The Yukon Energy Corporation is being forced to burn more diesel this winter, but it probably has little to do with people’s electrical gizmos.
This week, Yukon Energy spokesperson Janet Patterson told CBC Radio One the increased usage could be due to people owning more “gadgets.”
Yukon Energy’s forecasts suggest the Crown corporation didn’t anticipate an increase in average use per customer this year.
In Yukon Energy’s general rate application, which is slated to begin hearings in May, the power corporation doesn’t predict an increase in per-customer energy use for residential users.
The only growth on the residential side is in the amount of power sold to customers, which is predicted to grow to 11,183 megawatts an hour from 11,155 megawatts an hour in 2008.

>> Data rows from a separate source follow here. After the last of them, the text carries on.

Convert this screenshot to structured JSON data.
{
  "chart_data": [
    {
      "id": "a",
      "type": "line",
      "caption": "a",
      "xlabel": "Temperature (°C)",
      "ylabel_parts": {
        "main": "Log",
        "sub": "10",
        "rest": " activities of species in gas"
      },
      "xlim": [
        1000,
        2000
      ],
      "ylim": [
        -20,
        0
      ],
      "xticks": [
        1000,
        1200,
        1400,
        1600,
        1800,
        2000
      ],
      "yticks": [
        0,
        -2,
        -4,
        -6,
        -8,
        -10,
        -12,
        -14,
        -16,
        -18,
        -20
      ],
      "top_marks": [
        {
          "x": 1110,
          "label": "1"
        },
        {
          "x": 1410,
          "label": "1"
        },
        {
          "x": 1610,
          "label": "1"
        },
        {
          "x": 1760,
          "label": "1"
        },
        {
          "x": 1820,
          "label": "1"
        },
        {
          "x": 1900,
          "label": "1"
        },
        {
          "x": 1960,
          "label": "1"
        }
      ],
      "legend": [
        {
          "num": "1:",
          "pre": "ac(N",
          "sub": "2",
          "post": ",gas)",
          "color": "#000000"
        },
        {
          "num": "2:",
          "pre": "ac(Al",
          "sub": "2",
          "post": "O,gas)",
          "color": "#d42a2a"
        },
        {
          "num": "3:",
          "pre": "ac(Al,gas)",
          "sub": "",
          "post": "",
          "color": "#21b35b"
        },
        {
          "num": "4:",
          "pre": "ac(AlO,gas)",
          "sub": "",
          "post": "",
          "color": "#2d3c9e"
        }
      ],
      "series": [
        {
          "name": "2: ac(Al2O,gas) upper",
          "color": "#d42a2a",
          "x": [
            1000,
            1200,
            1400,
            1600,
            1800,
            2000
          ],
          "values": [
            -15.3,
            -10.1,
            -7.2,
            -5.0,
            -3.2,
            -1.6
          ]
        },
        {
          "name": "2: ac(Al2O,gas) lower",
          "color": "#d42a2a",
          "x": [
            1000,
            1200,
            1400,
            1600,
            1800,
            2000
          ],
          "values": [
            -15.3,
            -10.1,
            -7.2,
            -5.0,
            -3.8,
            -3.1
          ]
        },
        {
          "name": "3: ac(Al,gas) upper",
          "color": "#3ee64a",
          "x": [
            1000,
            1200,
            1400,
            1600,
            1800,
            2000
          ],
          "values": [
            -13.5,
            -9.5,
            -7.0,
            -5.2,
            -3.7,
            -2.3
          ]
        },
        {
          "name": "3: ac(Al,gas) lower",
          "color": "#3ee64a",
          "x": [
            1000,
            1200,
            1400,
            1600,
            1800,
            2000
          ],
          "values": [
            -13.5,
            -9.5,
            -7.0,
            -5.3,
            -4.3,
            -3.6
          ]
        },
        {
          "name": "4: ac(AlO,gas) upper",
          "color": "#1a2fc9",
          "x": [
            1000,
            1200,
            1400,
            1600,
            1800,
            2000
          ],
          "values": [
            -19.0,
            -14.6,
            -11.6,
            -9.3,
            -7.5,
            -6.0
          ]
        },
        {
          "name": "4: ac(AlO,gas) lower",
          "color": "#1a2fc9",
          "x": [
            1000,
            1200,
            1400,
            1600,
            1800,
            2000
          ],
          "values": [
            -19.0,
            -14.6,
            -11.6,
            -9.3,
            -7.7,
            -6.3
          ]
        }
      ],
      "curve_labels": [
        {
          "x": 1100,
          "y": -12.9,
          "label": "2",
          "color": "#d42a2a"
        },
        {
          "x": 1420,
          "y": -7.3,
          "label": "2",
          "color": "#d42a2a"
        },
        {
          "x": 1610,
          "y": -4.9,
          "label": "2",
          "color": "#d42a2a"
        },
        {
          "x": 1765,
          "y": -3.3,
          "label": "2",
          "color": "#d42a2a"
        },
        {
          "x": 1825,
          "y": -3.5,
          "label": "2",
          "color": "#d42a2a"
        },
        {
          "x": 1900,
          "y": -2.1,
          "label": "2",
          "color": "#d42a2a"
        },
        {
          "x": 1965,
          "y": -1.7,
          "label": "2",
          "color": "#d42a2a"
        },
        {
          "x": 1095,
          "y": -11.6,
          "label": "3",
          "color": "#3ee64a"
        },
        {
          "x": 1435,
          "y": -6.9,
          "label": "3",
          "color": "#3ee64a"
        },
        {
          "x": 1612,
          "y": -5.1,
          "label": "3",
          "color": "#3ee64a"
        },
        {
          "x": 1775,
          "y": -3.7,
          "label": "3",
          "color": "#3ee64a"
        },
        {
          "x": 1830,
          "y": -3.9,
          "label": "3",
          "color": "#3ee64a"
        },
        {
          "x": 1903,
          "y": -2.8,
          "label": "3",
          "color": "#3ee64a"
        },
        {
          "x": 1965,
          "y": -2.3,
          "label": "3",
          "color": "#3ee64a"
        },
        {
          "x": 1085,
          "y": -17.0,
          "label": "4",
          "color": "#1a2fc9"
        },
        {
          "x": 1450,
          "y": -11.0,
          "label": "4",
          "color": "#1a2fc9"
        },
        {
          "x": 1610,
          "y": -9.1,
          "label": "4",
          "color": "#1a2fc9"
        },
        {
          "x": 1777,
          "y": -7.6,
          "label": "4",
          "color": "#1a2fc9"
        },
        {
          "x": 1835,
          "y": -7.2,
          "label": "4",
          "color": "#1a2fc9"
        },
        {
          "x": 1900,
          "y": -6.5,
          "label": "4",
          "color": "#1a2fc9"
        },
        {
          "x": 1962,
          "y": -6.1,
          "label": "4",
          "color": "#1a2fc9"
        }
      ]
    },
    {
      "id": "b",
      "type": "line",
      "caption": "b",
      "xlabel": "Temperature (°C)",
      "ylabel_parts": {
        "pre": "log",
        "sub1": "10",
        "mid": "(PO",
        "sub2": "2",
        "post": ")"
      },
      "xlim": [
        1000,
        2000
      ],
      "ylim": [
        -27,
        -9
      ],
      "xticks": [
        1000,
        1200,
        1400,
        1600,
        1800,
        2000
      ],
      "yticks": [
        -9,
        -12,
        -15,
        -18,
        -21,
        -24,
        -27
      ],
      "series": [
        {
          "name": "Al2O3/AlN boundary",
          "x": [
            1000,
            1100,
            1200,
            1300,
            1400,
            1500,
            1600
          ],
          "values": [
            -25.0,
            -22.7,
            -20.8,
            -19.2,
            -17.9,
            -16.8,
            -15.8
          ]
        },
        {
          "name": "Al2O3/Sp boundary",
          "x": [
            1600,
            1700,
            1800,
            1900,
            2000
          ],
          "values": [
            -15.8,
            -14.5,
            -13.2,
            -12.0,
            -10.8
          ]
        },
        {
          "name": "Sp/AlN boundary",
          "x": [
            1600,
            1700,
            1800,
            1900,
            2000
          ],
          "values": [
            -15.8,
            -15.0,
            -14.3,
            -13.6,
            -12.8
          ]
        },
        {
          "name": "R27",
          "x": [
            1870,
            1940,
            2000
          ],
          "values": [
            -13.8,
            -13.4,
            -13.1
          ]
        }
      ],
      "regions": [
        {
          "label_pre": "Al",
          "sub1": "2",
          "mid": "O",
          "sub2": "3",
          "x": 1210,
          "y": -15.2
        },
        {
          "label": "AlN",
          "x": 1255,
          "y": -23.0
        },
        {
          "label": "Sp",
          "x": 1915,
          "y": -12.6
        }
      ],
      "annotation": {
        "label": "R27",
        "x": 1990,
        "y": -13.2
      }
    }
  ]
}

“This reflects ongoing modest growth in the number of customers, and basically consistent use per customer over the period,” it says.
The Yukon Electrical Company Ltd., which buys power from Yukon Energy and sells it to approximately 15,000 customers, also predicted little growth in the average use per customer in its general rate application, which was completed at the end of last year.
“Energy sales to residential customers are expected to rise 1.3 per cent in 2008 and 1.1 per cent in 2009,” says the application.
But the increase is due to more houses being built rather than more electronics in each home.
“The growth is driven by customer additions as residential usage per customer is forecast to increase minimally,” it says.
The unexpected increase in power usage over December could also be due to more electrical heat being used during unusual cold snap, Patterson told the CBC.